KONA TOWN

KONA TOWN
photo by EfrankE

Thursday, January 7, 2010

They Grow up So Quickly...


While deeply absorbed at my desk earlier today I was roused abruptly by a series of thunderous, wall-shaking, floor-crashing noises. Once I had managed to fix my eyes open, and realizing that I was actually in my home office atelier and not alone at night in the middle of a limitless field with bombs bursting around me, I rushed down the stairs to see if the bookcases had fallen over or my grandson had pulled the family computer off the desk.

“What happened?!,” I called out into the living room.

“Centipede,” one of my daughters casually responded. [Note to Midwest friends, centipedes have mandibles, which can inject painful, tissue-necrotizing venom into the unwary foot. The pain can last for hours. They occasionally show up in the house. Their bite is something you want to avoid.]

Centipede?, I reflected, and you didn’t yell for me to take it out with my shears or a hammer or a long kitchen knife? Turned out, she had repeatedly beaten the threatening creature with a hard-soled shoe until dead. She’s wiry, but strong, and probably missed a few times before finishing it off; hence, the noise.

I stood there for a moment, slack-jawed and speechless. Before, the girls had always called on me to handle centipede disabling and disposal duties. What just happened?, I pondered. Then, it struck me: My little girl had grown up!

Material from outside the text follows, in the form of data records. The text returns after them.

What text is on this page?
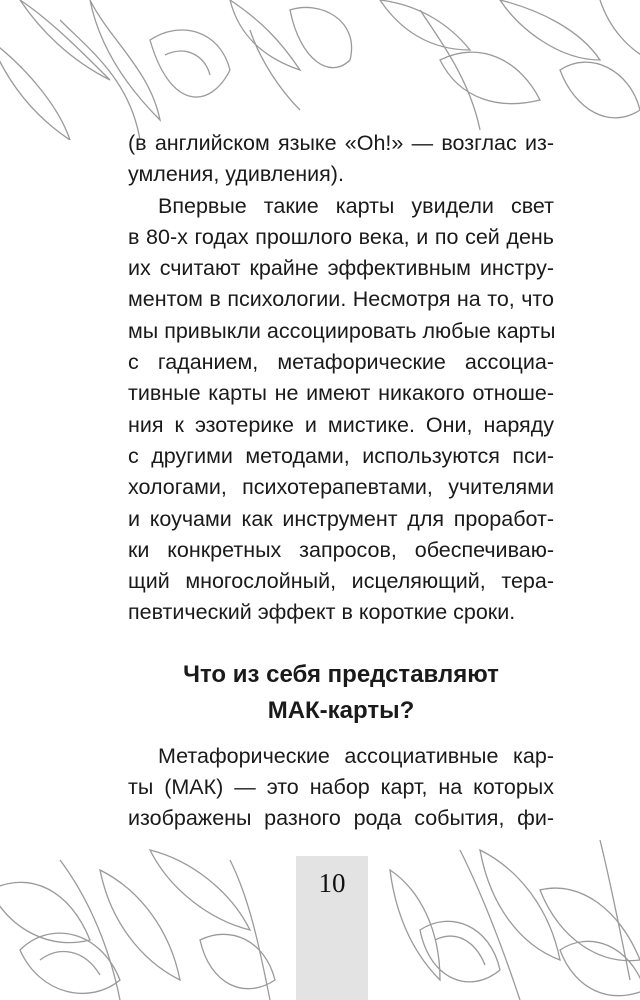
(в английском языке «Oh!» — возглас из-
умления, удивления).
Впервые такие карты увидели свет
в 80-х годах прошлого века, и по сей день
их считают крайне эффективным инстру-
ментом в психологии. Несмотря на то, что
мы привыкли ассоциировать любые карты
с гаданием, метафорические ассоциа-
тивные карты не имеют никакого отноше-
ния к эзотерике и мистике. Они, наряду
с другими методами, используются пси-
хологами, психотерапевтами, учителями
и коучами как инструмент для проработ-
ки конкретных запросов, обеспечиваю-
щий многослойный, исцеляющий, тера-
певтический эффект в короткие сроки.
Что из себя представляют
МАК-карты?
Метафорические ассоциативные кар-
ты (МАК) — это набор карт, на которых
изображены разного рода события, фи-
10
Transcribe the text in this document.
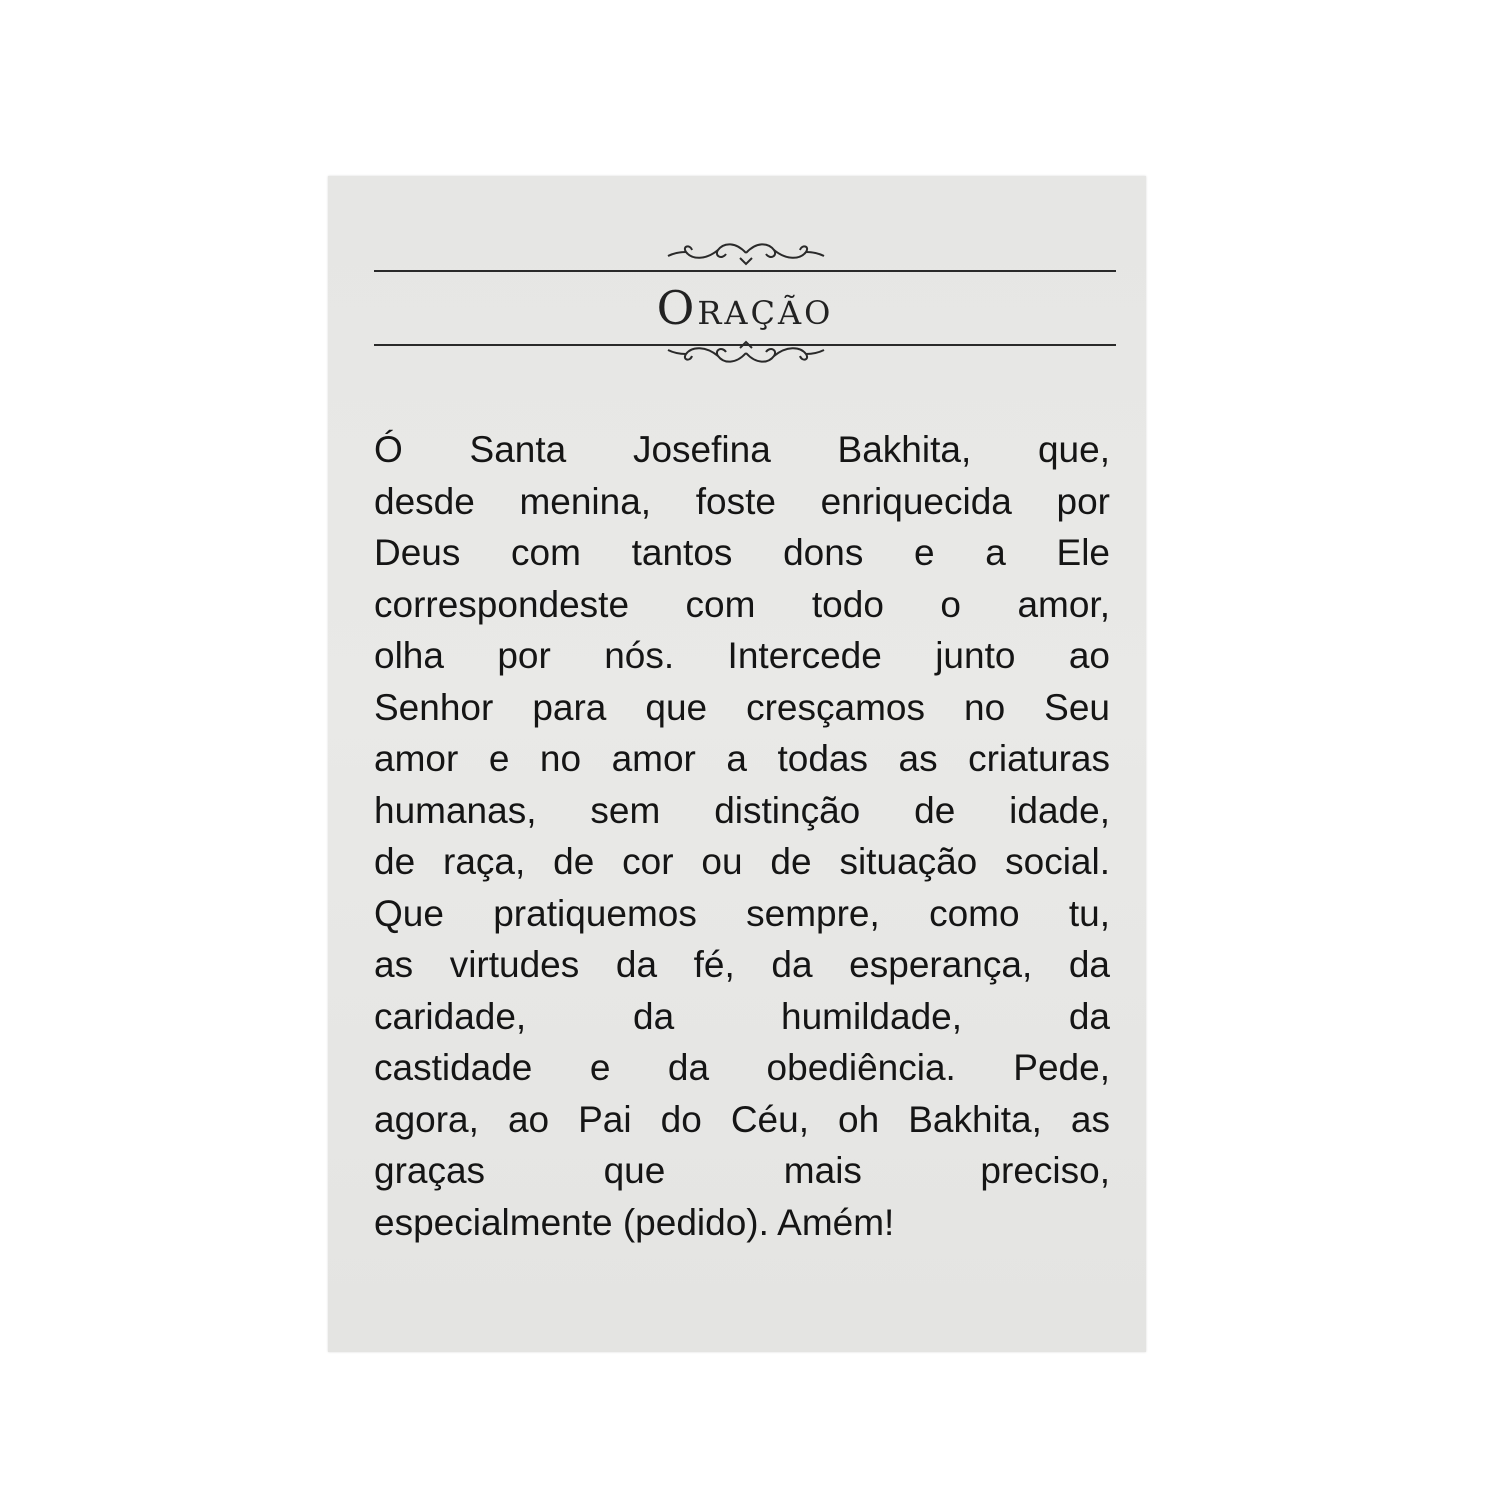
Oração
Ó Santa Josefina Bakhita, que,
desde menina, foste enriquecida por
Deus com tantos dons e a Ele
correspondeste com todo o amor,
olha por nós. Intercede junto ao
Senhor para que cresçamos no Seu
amor e no amor a todas as criaturas
humanas, sem distinção de idade,
de raça, de cor ou de situação social.
Que pratiquemos sempre, como tu,
as virtudes da fé, da esperança, da
caridade, da humildade, da
castidade e da obediência. Pede,
agora, ao Pai do Céu, oh Bakhita, as
graças que mais preciso,
especialmente (pedido). Amém!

Okay, admittedly, she’s been married for a couple of years to a good man and has a toddler, yet this was an unmistakable milestone of maturity, a point of passage from which there was no going back. No longer will she call for my heroics in moments of centipede crisis. Now she’ll be the one in cool command during centipede intruder battle. It will be she who will bring about house centipede doom, at least at times when her husband’s at work and I’m deeply immersed at my desk.

You know, you raise them the best you can and try to set a good example for them, and then all you can do is hope they’ll turn out all right. It’s instances like these that you finally get to see the rewards of your efforts.

I’m not ashamed to mention I experienced something I assume was some sort of emotion-related sensation, perhaps even a feeling, in seeing one of my babies pick up a shoe and carry on her heritage with the same focused, killer-attitude toward an invasive pest as I modeled in days of her youth. I’m just glad I was here when it happened.

The torch has been passed to a new generation.